Bu iki kısmın ayrıntıları için hac amelleriyle ilgili kitaplara bakınız.
V
Vedia: Emanet.
Vakıf: Malın aslını kendi mülkiyetinden çıkarıp onun menfaatini bazı fertlere veya hayır işlere tahsis etmek.
Vâris: Ölen kimsenin malına şer'an sahip olan kimse.
Vasî: Yetkili; ölünün kendisinden sonra vasiyetini yerine getirmesini için tayin ettiği kimse; vesâyeti yüklenen şahıs; ölünün yetki sahibi olduğu kimseler hakkında, ölü tarafından onların işlerine bakmak üzere yetkili kılınan kim-se; bir peygamberin tayin etmesi üzere ölümünden sonra onun yerine geçen kimse.

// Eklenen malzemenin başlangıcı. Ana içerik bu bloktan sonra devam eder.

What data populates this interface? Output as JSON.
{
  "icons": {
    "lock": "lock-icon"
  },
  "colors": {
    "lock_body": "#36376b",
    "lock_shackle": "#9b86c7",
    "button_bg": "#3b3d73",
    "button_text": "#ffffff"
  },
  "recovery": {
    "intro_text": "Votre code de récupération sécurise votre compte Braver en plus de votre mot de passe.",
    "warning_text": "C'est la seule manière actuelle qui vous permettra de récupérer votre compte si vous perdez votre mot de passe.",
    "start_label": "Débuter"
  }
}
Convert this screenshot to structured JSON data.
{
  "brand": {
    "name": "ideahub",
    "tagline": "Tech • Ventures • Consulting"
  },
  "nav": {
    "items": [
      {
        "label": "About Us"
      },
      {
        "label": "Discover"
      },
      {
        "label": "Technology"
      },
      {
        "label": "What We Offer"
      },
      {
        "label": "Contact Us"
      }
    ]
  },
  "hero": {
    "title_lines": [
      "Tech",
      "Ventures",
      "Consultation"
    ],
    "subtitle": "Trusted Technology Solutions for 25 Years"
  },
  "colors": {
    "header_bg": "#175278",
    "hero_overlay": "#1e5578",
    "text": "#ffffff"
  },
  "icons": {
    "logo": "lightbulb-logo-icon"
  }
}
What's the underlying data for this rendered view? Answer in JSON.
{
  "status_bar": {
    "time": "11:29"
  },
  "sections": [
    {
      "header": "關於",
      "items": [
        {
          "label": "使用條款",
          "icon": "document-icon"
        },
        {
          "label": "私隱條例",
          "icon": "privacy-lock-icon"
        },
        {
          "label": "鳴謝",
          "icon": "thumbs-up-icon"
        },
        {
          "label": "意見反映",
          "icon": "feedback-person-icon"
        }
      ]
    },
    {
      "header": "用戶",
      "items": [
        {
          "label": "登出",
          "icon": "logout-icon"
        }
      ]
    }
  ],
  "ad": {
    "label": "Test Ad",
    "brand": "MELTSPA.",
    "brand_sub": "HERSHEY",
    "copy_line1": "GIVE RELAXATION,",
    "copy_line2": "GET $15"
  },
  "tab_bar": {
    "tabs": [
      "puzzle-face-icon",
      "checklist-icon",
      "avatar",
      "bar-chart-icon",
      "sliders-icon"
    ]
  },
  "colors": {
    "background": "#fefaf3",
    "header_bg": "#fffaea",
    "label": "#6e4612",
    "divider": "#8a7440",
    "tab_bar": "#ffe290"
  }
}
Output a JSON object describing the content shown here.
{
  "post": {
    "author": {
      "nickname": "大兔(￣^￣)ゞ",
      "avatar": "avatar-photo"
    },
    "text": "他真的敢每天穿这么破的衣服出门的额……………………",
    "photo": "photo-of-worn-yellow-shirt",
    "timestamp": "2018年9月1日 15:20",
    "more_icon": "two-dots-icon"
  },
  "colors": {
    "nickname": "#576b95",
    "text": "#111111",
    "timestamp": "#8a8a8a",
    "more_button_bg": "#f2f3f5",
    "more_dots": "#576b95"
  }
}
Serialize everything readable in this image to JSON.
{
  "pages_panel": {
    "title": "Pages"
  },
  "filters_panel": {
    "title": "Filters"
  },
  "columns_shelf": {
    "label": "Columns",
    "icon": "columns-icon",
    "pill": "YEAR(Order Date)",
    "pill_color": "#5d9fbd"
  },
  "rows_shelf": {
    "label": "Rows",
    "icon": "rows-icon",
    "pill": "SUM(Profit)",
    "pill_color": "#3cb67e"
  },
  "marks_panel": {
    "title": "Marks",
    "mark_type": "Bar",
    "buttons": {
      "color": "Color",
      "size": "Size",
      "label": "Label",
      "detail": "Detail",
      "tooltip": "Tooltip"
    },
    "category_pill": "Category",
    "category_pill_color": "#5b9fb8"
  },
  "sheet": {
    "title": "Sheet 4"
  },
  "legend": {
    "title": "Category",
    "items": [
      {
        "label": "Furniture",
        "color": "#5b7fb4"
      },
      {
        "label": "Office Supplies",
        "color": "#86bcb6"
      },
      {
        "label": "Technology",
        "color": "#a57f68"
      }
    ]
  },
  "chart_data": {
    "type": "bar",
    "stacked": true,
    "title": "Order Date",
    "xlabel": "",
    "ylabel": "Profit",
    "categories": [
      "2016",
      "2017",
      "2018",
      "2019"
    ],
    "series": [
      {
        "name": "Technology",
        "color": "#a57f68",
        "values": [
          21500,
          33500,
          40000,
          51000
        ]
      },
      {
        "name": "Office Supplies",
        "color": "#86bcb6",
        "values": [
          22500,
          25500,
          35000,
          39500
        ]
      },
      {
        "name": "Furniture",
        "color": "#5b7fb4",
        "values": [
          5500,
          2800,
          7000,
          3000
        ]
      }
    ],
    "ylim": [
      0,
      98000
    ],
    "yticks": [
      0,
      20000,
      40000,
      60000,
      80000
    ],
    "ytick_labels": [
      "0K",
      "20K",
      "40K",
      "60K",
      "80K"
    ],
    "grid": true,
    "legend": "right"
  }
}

Vasiyet: İnsanın, ölümünden sonraki işler hakkında bulunduğu tavsiyeler. Örneğin, bazı işlerin kendisi için yapılmasını istemesi, malının bir kısmının birilerine verilmesini söylemesi ve evladı gibi yetki sahibi olduğu kimseler hakkında, birini vasî tayin etmesi.
Vatan: İnsanın, kendine ikamet ve yaşamak yeri olarak seçtiği yer.
Vedi: İdrardan sonra insandan çıkan su.
Vekâlet: Vekil olma; bir kimseyi, kendisi için bir işi yapmakla vazifelendirmek.
Vekil: Başkası için bir işi yapmakla görevli olan kimse.
Veli: Çocuğun bakımı ve idaresi üzerinde olan, hâl ve hareketlerinden sorumlu bulunan kimse; şer'an çocuğun, delinin ve sefih insanın yetkilisi ve yöneticisi olan kimse; baba, büyük baba ve şer'î hâkim gibi.
Vezi: Bazı zamanlar insandan meni geldikten sonra çıkan su.
Vitir Namazı: 8 rekât gece namazı ve 2 rekât şef' namazından sonra kılınan bir rekâtlık namaz.
Y
Yâise: Yeis yaşına ulaşan kadın; aybaşı hâli görmeyen ve artık karnında çocuk görme ümidi kesilen kadın.
Yeis Yaşı: Kureyş Kabilesine mensup olan yani seyit kadınların altmış, seyit olmayan kadınların ise elli yaşına ulaşması.
Z
Zâmin: Meydana getirilen zararı (tazmini) telafi etmeye mecbur olan veya tazminat ödemeyi kabul eden kimse; kefil.
Zarurî Konular: Müslümanların dinin bir parçası olarak kabul ettikleri tartışma götürmeyen hükümler, namaz ve orucun farz olması gibi.
Zekât: İnsanın senede bir belirtilen malların belirtilen miktarını, nisap haddine ulaşınca verilmesi caiz olan yerlerde masraf etmesi şeklinde gerçekleştirilen malî ibadet. (1853. hükümden sonraki hükümlere bakınız.)
Zimmet: Uhde, üstlenilen.
Zimmî: İslâm topraklarında, İslâm'ın sosyal kanunlarına bağlı kalmaları karşılığında İslâm devletinin himayesi altında yaşayan; malı, canı, ırzı vs. teminat altına alınan, Hıristiyanlar ve Yahudiler gibi Ehlikitap olarak bilinen kâfirler.